Wenger mungkin paling bijaksana dalam menahkodai sebuah perusahaan sepakbola. Mudah untuk mengatakan betapa yang dilakukan Wenger dengan Arsenal memang lebih sehat ("lebih bijaksana", dalam kosa kata Wenger) ketimbang yang terjadi di Real Madrid, Chelsea, Mancheser City dan United.

"Bijaksana" dalam kosa kata Wenger-ian, tampaknya, lahir dari cara berpikir mengelola sebuah perusahaan, bukan lagi cara berpikir mengelola sebuah klub olahraga yang di dalamnya inheren nilai-nilai klasik mengenai kejayaan, kemenangan, harga diri, kebanggan lokal/komunitas, dll.

Sesungguhnya, apa yang dilakukan Wenger dengan skala yang berbeda-beda juga dilakukan klub-klub lain. Bahkan FC St. Pauli sekali pun, klub yang jadi kultus karena sikap dan padanangan ekonomi-politik suporternya terhadap sepakbola modern, sudah mengalami dilema yang disodorkan sepakbola modern dengan industrialisasinya. Profit adalah paradigma utama sepakbola saat ini. Duit berhamburan di lapangan hijau. Harga tiket makin melambung, gaji dan kontrak pemain makin tinggi, hak siar televisi kian mahal, dll., dkk., etc.

Sorotan kencang terhadap Arsenal ini barangkali karena tidak ada sosok manajer selain Wenger yang sangat artikulatif dalam mengutarakan konsep-konsep dan gagasan klub sebagai perusahaan sepakbola.

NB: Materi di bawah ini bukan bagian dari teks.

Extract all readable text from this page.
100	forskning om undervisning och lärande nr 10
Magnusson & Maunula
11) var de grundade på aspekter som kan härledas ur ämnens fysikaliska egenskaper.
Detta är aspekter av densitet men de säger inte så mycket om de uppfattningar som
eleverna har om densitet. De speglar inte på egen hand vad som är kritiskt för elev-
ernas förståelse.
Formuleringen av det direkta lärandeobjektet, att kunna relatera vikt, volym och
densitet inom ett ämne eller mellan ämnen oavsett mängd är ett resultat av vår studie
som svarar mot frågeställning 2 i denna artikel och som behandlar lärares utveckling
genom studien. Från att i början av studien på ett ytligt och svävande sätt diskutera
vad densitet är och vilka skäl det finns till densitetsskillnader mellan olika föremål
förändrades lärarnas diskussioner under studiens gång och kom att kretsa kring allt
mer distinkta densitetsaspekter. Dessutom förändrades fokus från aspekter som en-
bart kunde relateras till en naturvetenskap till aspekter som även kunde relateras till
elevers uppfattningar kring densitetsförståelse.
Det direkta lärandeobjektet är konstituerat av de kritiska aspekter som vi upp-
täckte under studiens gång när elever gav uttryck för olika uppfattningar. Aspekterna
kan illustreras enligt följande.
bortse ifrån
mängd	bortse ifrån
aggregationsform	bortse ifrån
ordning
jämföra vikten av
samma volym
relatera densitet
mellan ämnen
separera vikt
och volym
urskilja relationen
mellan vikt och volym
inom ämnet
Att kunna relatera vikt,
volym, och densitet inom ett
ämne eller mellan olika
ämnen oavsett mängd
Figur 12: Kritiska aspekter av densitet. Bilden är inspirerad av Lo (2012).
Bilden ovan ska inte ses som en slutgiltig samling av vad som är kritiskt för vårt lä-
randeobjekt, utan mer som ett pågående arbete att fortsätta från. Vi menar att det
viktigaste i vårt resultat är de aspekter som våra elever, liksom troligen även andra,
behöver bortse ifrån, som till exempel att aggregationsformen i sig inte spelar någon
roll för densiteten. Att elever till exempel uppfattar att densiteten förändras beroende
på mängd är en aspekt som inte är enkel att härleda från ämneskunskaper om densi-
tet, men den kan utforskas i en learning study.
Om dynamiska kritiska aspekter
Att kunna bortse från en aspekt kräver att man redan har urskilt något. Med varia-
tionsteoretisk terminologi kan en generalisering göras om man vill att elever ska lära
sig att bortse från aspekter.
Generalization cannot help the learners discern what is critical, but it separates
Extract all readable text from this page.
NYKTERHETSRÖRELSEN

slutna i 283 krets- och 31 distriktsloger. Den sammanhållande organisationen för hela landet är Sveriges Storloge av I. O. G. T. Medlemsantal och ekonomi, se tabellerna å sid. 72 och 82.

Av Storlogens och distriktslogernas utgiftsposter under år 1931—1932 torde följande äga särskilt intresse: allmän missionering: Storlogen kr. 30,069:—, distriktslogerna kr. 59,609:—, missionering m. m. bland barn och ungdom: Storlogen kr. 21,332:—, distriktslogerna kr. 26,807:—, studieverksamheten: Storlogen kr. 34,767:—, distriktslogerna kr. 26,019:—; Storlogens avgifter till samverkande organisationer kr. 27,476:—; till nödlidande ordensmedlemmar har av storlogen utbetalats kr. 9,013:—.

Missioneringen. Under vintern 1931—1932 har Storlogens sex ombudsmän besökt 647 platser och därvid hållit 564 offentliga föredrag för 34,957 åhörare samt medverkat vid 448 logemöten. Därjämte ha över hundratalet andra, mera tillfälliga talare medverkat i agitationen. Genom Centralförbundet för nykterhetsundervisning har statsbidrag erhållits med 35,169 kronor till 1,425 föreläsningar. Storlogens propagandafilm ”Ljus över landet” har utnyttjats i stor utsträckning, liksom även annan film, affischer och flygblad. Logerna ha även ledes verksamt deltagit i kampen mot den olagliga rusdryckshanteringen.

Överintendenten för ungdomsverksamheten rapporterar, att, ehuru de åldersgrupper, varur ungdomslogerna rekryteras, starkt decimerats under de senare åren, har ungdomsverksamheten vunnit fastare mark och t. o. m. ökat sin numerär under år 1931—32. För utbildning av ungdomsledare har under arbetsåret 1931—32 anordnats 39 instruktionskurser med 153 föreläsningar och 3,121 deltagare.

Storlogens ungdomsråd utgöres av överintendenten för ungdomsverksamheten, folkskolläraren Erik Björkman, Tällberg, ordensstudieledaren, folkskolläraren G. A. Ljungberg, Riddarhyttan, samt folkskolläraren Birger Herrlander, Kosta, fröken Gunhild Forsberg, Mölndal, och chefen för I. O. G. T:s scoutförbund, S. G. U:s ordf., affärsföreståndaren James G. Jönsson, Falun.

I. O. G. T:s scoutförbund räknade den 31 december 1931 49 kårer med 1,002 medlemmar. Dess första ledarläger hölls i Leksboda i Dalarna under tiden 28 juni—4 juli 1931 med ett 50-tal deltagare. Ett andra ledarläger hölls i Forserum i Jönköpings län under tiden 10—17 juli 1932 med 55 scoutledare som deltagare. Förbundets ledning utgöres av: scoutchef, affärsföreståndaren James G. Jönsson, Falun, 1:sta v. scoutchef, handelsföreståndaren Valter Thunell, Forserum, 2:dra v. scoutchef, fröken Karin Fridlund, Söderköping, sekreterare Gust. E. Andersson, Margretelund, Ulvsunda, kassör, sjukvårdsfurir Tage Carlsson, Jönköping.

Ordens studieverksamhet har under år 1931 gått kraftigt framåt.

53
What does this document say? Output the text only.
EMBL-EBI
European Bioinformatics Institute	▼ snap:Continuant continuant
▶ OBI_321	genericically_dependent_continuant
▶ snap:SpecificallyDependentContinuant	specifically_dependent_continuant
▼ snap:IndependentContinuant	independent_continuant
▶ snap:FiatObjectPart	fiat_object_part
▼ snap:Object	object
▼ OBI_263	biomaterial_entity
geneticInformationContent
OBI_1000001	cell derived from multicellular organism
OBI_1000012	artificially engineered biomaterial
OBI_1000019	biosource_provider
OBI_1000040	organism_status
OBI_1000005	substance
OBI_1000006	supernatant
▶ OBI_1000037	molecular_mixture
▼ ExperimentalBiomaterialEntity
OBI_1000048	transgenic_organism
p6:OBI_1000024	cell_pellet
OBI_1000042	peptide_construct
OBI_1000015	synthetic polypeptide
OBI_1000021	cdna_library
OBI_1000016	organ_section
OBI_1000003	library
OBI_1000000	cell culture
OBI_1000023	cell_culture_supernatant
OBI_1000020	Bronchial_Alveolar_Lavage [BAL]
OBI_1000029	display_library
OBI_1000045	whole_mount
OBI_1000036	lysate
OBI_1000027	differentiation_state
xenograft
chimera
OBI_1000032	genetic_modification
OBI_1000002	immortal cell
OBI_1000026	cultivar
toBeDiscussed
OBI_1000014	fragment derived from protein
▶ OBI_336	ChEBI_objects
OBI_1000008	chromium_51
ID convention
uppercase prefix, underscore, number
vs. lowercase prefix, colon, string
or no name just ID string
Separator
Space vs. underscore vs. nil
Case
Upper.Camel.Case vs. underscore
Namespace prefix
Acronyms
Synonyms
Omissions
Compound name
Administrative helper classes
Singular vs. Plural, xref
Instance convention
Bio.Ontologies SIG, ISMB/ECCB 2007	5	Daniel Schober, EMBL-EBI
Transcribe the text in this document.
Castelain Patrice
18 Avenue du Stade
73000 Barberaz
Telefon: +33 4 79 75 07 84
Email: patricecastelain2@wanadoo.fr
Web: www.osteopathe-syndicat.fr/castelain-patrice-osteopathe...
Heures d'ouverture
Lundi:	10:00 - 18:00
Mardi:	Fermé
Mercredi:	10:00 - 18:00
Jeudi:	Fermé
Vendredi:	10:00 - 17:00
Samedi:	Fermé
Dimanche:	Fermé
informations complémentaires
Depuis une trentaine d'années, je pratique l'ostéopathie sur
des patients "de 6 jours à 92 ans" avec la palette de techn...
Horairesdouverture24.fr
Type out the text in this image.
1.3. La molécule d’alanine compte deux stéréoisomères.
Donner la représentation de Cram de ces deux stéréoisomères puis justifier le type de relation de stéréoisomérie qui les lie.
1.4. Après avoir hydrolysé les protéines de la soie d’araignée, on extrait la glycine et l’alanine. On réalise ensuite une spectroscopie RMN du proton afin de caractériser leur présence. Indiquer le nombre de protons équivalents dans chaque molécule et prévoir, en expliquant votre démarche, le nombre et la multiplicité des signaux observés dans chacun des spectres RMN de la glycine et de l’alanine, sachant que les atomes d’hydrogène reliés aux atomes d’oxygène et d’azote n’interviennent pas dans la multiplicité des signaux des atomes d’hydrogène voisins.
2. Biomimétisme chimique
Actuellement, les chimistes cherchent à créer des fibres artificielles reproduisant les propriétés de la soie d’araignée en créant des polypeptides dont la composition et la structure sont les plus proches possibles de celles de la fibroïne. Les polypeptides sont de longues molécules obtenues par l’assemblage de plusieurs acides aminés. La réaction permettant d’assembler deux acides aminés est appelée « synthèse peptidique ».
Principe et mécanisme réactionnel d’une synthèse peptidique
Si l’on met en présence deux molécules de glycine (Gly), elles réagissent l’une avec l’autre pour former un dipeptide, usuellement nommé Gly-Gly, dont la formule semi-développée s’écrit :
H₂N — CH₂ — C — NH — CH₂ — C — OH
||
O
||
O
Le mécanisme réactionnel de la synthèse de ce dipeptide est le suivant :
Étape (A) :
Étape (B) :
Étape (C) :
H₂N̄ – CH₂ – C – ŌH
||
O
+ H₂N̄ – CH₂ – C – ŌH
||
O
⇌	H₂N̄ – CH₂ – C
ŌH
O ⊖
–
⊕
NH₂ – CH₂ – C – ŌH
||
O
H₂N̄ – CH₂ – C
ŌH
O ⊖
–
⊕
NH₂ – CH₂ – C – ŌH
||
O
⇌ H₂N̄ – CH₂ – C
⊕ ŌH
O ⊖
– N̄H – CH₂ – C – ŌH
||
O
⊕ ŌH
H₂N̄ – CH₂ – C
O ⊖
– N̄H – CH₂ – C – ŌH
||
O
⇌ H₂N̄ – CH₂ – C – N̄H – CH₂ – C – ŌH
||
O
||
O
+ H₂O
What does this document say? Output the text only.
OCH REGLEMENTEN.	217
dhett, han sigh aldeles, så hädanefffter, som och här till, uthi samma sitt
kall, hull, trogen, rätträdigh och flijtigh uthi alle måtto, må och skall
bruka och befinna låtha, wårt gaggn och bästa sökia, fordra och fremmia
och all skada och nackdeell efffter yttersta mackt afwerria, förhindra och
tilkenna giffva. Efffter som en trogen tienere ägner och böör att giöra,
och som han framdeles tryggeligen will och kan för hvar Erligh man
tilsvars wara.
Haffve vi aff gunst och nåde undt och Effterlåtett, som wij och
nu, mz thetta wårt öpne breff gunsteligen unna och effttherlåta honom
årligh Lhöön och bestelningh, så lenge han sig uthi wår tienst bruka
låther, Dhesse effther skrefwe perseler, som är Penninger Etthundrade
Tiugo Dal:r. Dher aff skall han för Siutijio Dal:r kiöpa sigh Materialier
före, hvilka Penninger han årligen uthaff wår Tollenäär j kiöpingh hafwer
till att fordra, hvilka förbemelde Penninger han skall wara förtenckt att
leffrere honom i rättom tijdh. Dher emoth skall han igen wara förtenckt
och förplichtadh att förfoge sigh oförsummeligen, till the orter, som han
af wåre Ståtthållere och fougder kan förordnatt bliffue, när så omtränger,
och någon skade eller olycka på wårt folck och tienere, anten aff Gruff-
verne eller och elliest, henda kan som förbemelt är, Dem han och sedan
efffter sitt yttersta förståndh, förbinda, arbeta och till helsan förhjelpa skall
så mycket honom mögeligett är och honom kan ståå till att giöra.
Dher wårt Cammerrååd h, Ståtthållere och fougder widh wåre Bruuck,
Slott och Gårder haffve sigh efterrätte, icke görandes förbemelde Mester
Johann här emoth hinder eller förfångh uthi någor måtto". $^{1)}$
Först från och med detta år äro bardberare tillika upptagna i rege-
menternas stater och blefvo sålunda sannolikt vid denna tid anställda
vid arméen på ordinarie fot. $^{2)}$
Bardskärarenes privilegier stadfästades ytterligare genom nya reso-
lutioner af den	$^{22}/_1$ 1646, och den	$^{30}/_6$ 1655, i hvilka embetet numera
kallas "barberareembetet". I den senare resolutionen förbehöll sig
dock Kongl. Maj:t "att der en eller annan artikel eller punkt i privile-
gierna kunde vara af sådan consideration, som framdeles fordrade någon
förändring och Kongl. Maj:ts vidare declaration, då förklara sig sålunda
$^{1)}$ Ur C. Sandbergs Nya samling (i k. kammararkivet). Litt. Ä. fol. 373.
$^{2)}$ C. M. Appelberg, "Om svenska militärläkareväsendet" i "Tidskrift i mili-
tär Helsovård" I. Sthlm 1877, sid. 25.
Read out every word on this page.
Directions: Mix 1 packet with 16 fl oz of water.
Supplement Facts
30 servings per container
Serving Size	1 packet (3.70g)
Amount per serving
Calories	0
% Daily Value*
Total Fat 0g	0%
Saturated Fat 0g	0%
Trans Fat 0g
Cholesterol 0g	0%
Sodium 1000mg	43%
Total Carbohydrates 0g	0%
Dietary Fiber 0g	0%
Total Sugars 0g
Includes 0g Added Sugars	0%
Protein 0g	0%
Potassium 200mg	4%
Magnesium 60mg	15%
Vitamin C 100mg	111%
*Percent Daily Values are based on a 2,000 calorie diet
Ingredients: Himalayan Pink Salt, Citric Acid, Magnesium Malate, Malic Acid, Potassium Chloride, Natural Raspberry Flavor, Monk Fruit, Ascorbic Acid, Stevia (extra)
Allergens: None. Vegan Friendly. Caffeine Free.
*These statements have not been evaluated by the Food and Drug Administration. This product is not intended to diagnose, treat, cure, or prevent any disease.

Kemampuan Wenger dalam mengartikulasikan ide-idenya itu mungkin sangat meyakinkan, sampai-sampai (sejauh yang saya tahu) tak terdengar perlawanan ideologis berskala massif dari para fans Arsenal. Bandingkan dengan perlawanan para fans Manchester United terhadap Glazer Family -- sampai-sampai fans tradisional mereka bahkan mendirikan klub tandingan, FC United of Manchester. Atau bagaimana para fans Liverpool menggelar kampanye menentang Gillet beberapa tahun lampau.

Inilah yang tampaknya akan menjadi warisan terbesar Wenger dalam sepakbola modern. Dia sudah melampaui level sebagai seorang manajer. Jika di Indonesia masih sangat kepayahan untuk menginisiasi posisi manager-coach, apa yang dilakukan Wenger malah sudah melangkah lebih jauh lagi. Sampai batas-batas tertentu, dia yang kelak bisa disebut sebagai sang pemula peran baru dalam sepakbola: manajer-CEO.

Inilah awal dari evolusi Football Club [FC] menjadi Football Corporate [Manchester United sudah menghilangkan kata "Football Club" di jersey mereka pada musim 1998 saat mereka hendak masuk ke lantai bursa]. Evolusi ini akan membawa berita-berita sepakbola tak lagi tampil di halaman/rubrik olahraga, tapi halaman/rubrik ekonomi-bisnis-finansial.

Jika sudah demikian, game Fantasy Manager pun mungkin akan berevolusi menjadi Fantasy CEO. Dan subjek-subjek yang harus diisi oleh para penikmat game itu pun bukan hanya prediksi starting line-up, tapi juga prediksi jumlah penonton di stadion dan prediksi rating penonton di televisi.